A popular product sold to control algae growth in ponds will have to be taken off the shelves in the autumn if OATA’s fight to get it removed from the new Biocides Regulation is not successful.

Pouches of barley straw or bottles of extract are due to come under the full force of the EU regulation from September. This is despite assurances from officials in the European Commission to OATA, received as far back as 2005, that the organic substance would not be included.

The trade association, which is the voice of the ornamental fish industry, says its inclusion in the Regulation is ‘frankly bonkers’ because tonnes of barley straw are put into water reservoirs every year to control algae and this practise will not be covered by the new law.

When barley straw is sold as a product to control algae in ponds it will be classed as a biocide and will cost manufacturers thousands of pounds to prove it is safe to use, making it just too expensive to continue producing. But if they do not do this it will be illegal for retailers like garden centres and aquatic shops to sell the product so it will have to come off the shelves.

“It just seems frankly bonkers that tonnes of barley straw can be put into the water that eventually comes out of our taps to drink but we’ll no longer be able to put a small pouch of it into our garden ponds,” said OATA Chief Executive Keith Davenport.

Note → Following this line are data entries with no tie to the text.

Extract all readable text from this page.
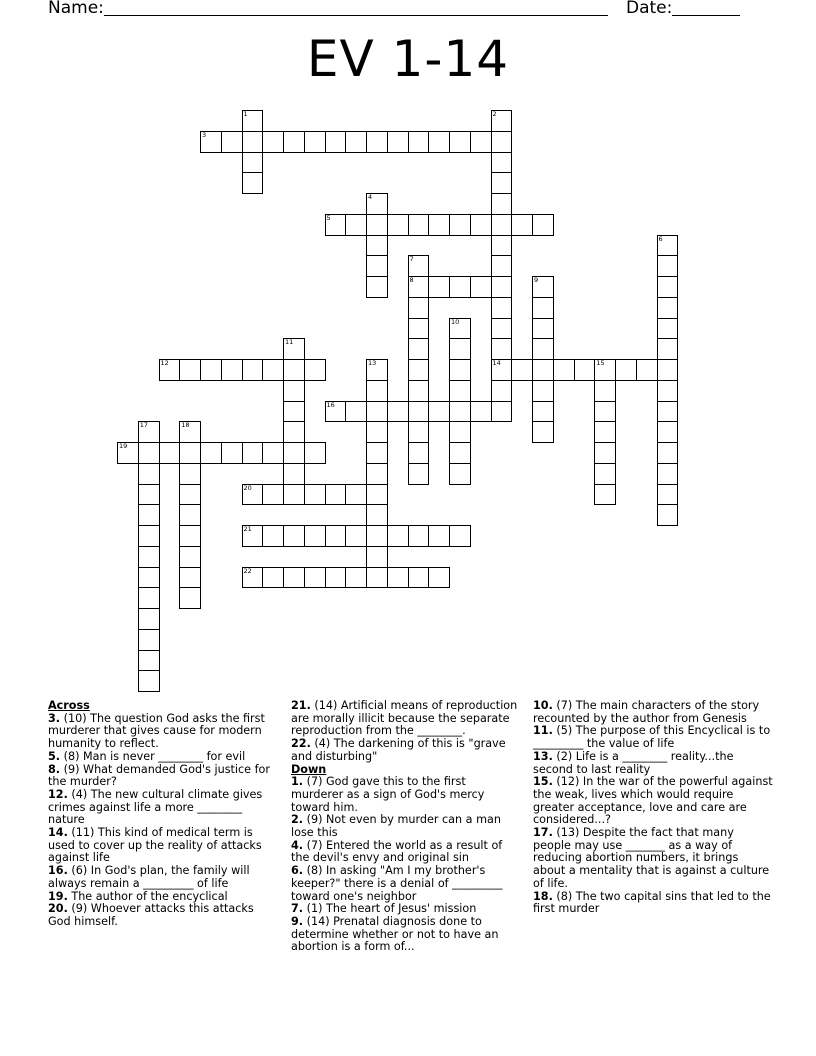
Name:	Date:
EV 1-14
1	2
14
3
4
5
6
7
8	9
10
11
12	13	15
16
17	18
19
20
21
22

Across

3. (10) The question God asks the first murderer that gives cause for modern humanity to reflect.

5. (8) Man is never ________ for evil

8. (9) What demanded God's justice for the murder?

12. (4) The new cultural climate gives crimes against life a more ________ nature

14. (11) This kind of medical term is used to cover up the reality of attacks against life

16. (6) In God's plan, the family will always remain a _________ of life

19. The author of the encyclical

20. (9) Whoever attacks this attacks God himself.

21. (14) Artificial means of reproduction are morally illicit because the separate reproduction from the ________.

22. (4) The darkening of this is "grave and disturbing"

Down

1. (7) God gave this to the first murderer as a sign of God's mercy toward him.

2. (9) Not even by murder can a man lose this

4. (7) Entered the world as a result of the devil's envy and original sin

6. (8) In asking "Am I my brother's keeper?" there is a denial of _________ toward one's neighbor

7. (1) The heart of Jesus' mission

9. (14) Prenatal diagnosis done to determine whether or not to have an abortion is a form of...

10. (7) The main characters of the story recounted by the author from Genesis

11. (5) The purpose of this Encyclical is to _________ the value of life

13. (2) Life is a ________ reality...the second to last reality

15. (12) In the war of the powerful against the weak, lives which would require greater acceptance, love and care are considered...?

17. (13) Despite the fact that many people may use _______ as a way of reducing abortion numbers, it brings about a mentality that is against a culture of life.

18. (8) The two capital sins that led to the first murder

“We couldn’t believe it when we saw barley straw had been included in the new regulation because during discussions in 2005 officials in the European Commission said barley straw would be excluded when the new law was drawn up. But this hasn’t happened and it’s not even included in Annex 1 which lists products where a simplified authorisation procedure might be used.

“Manufacturers face a mountain of paperwork to prove this product is safe to use in a garden pond. It’s going to be just too expensive to do that which means from September it’ll be illegal to sell it. Yet the water companies can continue to put tonnes of barley straw into water reservoirs because they buy straw direct from farmers who are not selling it as a way to control algae. That simply doesn’t make sense.”

With just a small window of opportunity to get the product removed before it becomes law OATA is lobbying the Health and Safety Executive, which has responsibility for enforcing the regulation. But with the summer approaching the trade association is worried there is not much time to mobilise support.

“We have asked our members to write to their MPs and we are also lobbying the Health and Safety Executive and the Minister for Business, Innovation and Skills. Including barley straw in this regulation is effectively strangling this product to death with red tape and it adds nothing to public safety, which is after all the intent behind the regulation.”

Simon Langdale, Director of Maidenhead Aquatics, a large retailer with more than 100 stores across the country, says his company will lose around £50,000 in turnover a year.

“It’s not an expensive product but customers will probably buy it three or four times a year. It just seems lunacy to me. People like the product because they see it as natural and something that’s safe for their pets and wildlife. It seems insane for it to be included in this regulation.”

When organic matter rots in water it produces chemicals which, when exposed to light, help to slow down the growth of algae which can choke up ponds and reservoirs. This process happens naturally in every body of water across the country but adding barley straw helps to speed up the process.